Share Block/Body Corporate

A share block company is governed by the share block control Act and it presumes a company to have operated in a share block scheme if any share in the company confers a right to or interest in the use of or part of an immovable property.

These schemes allow for a single company to own a particular development while allowing individuals to buy the right to use a specific space within the development. Whereas a body corporate is governed by the 1986 Sectional Titles Act and defines it as a legal entity made up of registered owners who own property units and oversees the management and maintenance of those units in a scheme.

This type of entity draws up a set of rules that apply to the unit owners and tenants occupying the units within the scheme, outlining the management of the scheme and the expected conduct of the occupants in accordance with the Act. 

Micro Business

A micro business is a company which has a gross income (sales / turnover plus other income) not exceeding R1 million and the total assets (current and non-current) do not exceed R5million. Also, this company should not be classified as a share block / body corporate. See link for a detailed list of persons excluded from qualifying as micro business: What are the requirements for a micro business to qualify for turnover tax? 

Small Business

A small business is classified as a company with a gross income not exceeding R14 million and total assets not exceeding R10 million. Also, the business should not be classified as a Body Corporate / Share Block Company or Micro Business.

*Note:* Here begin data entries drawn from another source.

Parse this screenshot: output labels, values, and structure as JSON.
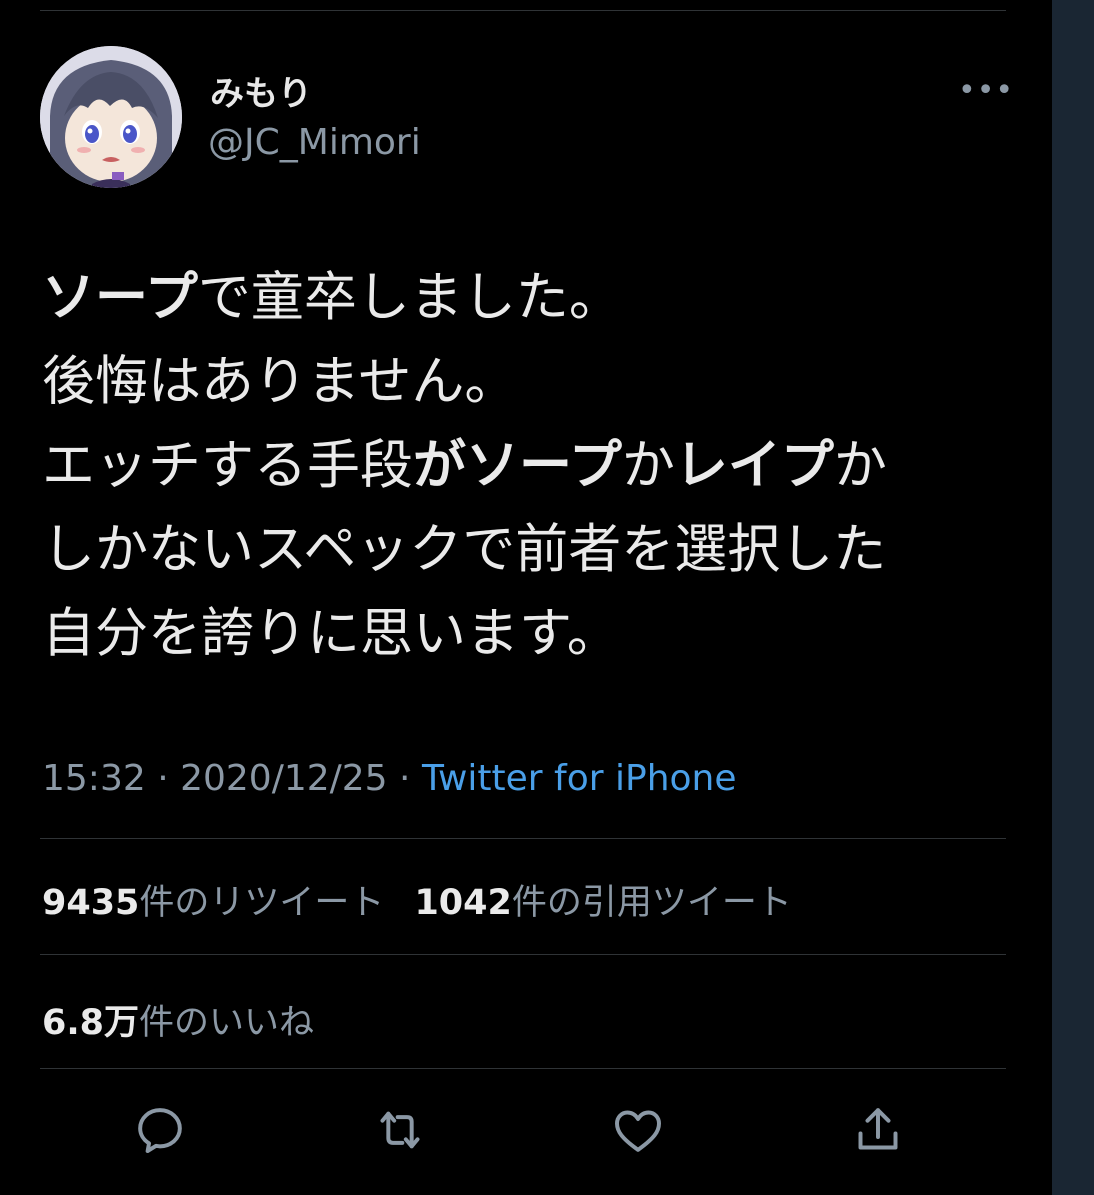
{
  "user": {
    "display_name": "みもり",
    "handle": "@JC_Mimori"
  },
  "tweet": {
    "lines": [
      [
        {
          "t": "ソープ",
          "b": true
        },
        {
          "t": "で童卒しました。",
          "b": false
        }
      ],
      [
        {
          "t": "後悔はありません。",
          "b": false
        }
      ],
      [
        {
          "t": "エッチする手段",
          "b": false
        },
        {
          "t": "がソープ",
          "b": true
        },
        {
          "t": "か",
          "b": false
        },
        {
          "t": "レイプ",
          "b": true
        },
        {
          "t": "か",
          "b": false
        }
      ],
      [
        {
          "t": "しかないスペックで前者を選択した",
          "b": false
        }
      ],
      [
        {
          "t": "自分を誇りに思います。",
          "b": false
        }
      ]
    ],
    "time": "15:32",
    "separator": " · ",
    "date": "2020/12/25",
    "source": "Twitter for iPhone"
  },
  "stats": {
    "retweets": {
      "num": "9435",
      "label": "件のリツイート"
    },
    "quotes": {
      "num": "1042",
      "label": "件の引用ツイート"
    },
    "likes": {
      "num": "6.8万",
      "label": "件のいいね"
    }
  },
  "icons": {
    "more": "more-icon",
    "reply": "reply-icon",
    "retweet": "retweet-icon",
    "like": "heart-icon",
    "share": "share-icon"
  },
  "colors": {
    "background": "#000000",
    "text": "#e8e8e8",
    "secondary": "#8b98a5",
    "link": "#4a9fe8",
    "divider": "#2f3336",
    "side_strip": "#1a2633"
  }
}
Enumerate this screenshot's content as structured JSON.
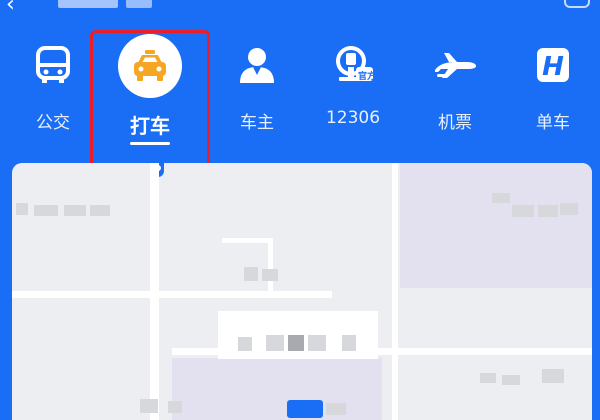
{
  "header": {
    "back_icon": "chevron-left-icon"
  },
  "tabs": [
    {
      "label": "公交",
      "icon": "bus-icon",
      "active": false
    },
    {
      "label": "打车",
      "icon": "taxi-icon",
      "active": true
    },
    {
      "label": "车主",
      "icon": "driver-icon",
      "active": false
    },
    {
      "label": "12306",
      "icon": "railway-icon",
      "active": false
    },
    {
      "label": "机票",
      "icon": "airplane-icon",
      "active": false
    },
    {
      "label": "单车",
      "icon": "bike-icon",
      "active": false
    }
  ],
  "railway_icon_text": "官方",
  "colors": {
    "primary_blue": "#1a6ef5",
    "taxi_orange": "#f5a623",
    "highlight_red": "#e81e2a"
  }
}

It is imperative to note that a small business is not the same as an SBC (Small Business Corporation) as defined in Section 12E of the Income Tax Act. For a company to be classified and taxed as an SBC, it must meet the requirements of Section 12E. 

Medium to Large Business

With a medium to large business, this is a company that is not classified as neither of the above-mentioned company types, thus the gross income exceeds R14 million and the total assets exceed R10 million. 

Conclusion

When declaring your income tax return with SARS, you will be asked if the company is dormant. If your answer to the question is no, then you will need to state the turnover as well as the total assets of the company and depending on the figures, SARS will automatically state whether it is a micro, small or a medium to large business.